[digital drooly face]

Dec 19, 2004 22:10

okay, so I've been noticing some neat new things out lately.

Equipment:
Cannon EOS 8.2 megapixel digital camera. damn. it's like $1200, but come on... 8.2 megapixels.
m:robe 500. 3.7 inch high res touch screen mp3 player / digital camera. with the ability to "remix" music and photos.

Anime [list of shows and movies I would like to see]:
DN Angel
Gravitation
Peace Maker
Paranoia Agent
Neon Genesis Evangelion Plat
[please, feel free to tell me how any of you feel about these titles]

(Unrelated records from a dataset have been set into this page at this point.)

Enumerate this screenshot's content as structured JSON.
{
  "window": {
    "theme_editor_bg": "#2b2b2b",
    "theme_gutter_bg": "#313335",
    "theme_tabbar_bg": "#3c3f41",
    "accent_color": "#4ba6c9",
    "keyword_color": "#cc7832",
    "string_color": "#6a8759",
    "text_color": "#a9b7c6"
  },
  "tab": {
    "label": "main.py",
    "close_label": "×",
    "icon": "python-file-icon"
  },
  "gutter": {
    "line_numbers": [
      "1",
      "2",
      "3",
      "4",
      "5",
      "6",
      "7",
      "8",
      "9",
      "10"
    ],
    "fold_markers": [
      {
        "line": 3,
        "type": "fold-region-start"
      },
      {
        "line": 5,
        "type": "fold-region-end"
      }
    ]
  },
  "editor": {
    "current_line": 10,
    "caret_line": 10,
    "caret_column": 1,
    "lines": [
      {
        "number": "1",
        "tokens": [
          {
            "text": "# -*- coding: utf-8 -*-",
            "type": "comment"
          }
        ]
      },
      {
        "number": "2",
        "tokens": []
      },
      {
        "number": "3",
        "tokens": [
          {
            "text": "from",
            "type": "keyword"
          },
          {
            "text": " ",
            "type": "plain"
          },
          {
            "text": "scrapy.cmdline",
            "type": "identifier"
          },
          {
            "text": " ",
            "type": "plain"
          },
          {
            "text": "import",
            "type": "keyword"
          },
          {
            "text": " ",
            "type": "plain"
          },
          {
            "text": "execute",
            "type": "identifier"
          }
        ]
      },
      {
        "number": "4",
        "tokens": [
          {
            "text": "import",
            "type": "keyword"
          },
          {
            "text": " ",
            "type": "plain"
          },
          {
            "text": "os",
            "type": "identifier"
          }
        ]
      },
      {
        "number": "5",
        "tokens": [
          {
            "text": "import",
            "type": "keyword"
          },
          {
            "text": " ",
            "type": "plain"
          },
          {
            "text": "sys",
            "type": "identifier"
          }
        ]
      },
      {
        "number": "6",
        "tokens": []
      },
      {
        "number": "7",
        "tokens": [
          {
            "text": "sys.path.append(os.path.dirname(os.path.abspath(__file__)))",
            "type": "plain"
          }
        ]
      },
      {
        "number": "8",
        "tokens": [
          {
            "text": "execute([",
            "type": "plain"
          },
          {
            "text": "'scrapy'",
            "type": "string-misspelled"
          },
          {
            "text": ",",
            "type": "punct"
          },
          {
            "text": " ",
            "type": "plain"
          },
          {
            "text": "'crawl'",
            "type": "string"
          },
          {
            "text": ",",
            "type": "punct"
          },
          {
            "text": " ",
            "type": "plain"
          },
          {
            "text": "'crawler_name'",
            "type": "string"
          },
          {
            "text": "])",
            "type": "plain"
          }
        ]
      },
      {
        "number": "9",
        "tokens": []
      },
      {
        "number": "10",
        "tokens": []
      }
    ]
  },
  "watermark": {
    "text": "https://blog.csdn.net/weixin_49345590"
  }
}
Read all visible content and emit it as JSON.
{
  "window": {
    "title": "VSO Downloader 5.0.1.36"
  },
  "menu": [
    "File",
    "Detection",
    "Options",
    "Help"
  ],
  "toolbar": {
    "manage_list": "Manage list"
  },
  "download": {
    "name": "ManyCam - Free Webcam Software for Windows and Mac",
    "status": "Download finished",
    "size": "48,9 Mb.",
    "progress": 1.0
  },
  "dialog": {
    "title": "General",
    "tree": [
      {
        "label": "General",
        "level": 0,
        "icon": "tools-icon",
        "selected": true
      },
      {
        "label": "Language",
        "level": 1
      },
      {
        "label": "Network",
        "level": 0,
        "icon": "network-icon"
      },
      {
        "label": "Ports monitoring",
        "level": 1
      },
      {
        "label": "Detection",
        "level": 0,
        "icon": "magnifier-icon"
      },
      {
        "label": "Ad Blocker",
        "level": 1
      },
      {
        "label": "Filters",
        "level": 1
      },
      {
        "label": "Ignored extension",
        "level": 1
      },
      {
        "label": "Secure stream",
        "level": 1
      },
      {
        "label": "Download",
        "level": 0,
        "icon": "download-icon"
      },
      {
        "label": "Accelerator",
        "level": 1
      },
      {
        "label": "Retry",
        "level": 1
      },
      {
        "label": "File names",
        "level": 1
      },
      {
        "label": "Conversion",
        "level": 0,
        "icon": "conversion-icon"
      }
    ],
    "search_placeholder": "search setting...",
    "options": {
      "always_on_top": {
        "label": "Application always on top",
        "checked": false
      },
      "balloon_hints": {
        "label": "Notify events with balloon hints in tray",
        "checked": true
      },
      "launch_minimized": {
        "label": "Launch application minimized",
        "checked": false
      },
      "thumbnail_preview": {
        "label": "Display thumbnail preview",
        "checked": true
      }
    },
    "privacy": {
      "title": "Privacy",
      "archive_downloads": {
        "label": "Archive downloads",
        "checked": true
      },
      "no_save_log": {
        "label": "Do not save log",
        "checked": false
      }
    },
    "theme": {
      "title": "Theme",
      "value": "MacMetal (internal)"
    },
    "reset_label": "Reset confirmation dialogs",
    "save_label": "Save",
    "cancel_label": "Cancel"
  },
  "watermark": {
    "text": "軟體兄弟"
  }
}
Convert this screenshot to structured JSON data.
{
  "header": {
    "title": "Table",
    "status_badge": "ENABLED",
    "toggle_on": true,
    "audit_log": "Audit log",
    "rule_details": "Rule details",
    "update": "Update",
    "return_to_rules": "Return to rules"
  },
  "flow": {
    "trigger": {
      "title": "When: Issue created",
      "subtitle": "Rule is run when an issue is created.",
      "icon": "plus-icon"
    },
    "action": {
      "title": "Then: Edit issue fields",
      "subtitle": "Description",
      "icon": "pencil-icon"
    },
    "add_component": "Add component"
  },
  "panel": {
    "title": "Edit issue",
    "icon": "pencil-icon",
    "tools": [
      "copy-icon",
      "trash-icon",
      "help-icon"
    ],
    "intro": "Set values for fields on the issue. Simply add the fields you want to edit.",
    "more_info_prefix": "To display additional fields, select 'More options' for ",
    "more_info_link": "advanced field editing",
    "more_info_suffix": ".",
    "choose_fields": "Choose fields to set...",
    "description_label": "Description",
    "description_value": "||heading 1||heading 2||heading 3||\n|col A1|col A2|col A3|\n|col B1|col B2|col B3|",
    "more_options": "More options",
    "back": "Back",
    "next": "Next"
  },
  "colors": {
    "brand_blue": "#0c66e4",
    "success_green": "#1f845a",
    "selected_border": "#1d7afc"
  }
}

and although it isn't a new toy or show, I found this very encouraging:

MONDAY, DECEMBER 6 After what felt like an eternity of weeks marked by nothing but war casualties and infanticide, Last Days is thrilled to kick off the week with some legitimately good news, courtesy of the December issue of Nature Medicine. "It worked in mice. It worked in monkeys. And now in humans, a therapeutic vaccine has stopped HIV in its tracks." Developed by researchers in France and Brazil, the alleged vaccine contains a patient's own strain of HIV amped with a patient's own dendritic cells, those bloodborne do-gooders that seize foreign bodies in the blood and present them to other immune cells, triggering powerful immune system responses that destroy the foreign invaders. Typically, these crucial responses are rendered inactive by HIV, but for 18 Brazilian test subjects--each of whom was HIV-positive, unmedicated, and losing T cells--three injections of the new, dendritic-infused vaccine caused viral loads to drop by 80 percent while halting the decline in T cells altogether. Even better, 8 of the 18 patients maintained a 90 percent drop in HIV levels one year later. "The results suggest... a promising strategy for treating people with chronic HIV infection," writes the University of Paris' Jean-Marie Andrieu. "The significant decrease of viral load as well as maintenance of... T-cell counts observed at one year after immunization are particularly promising."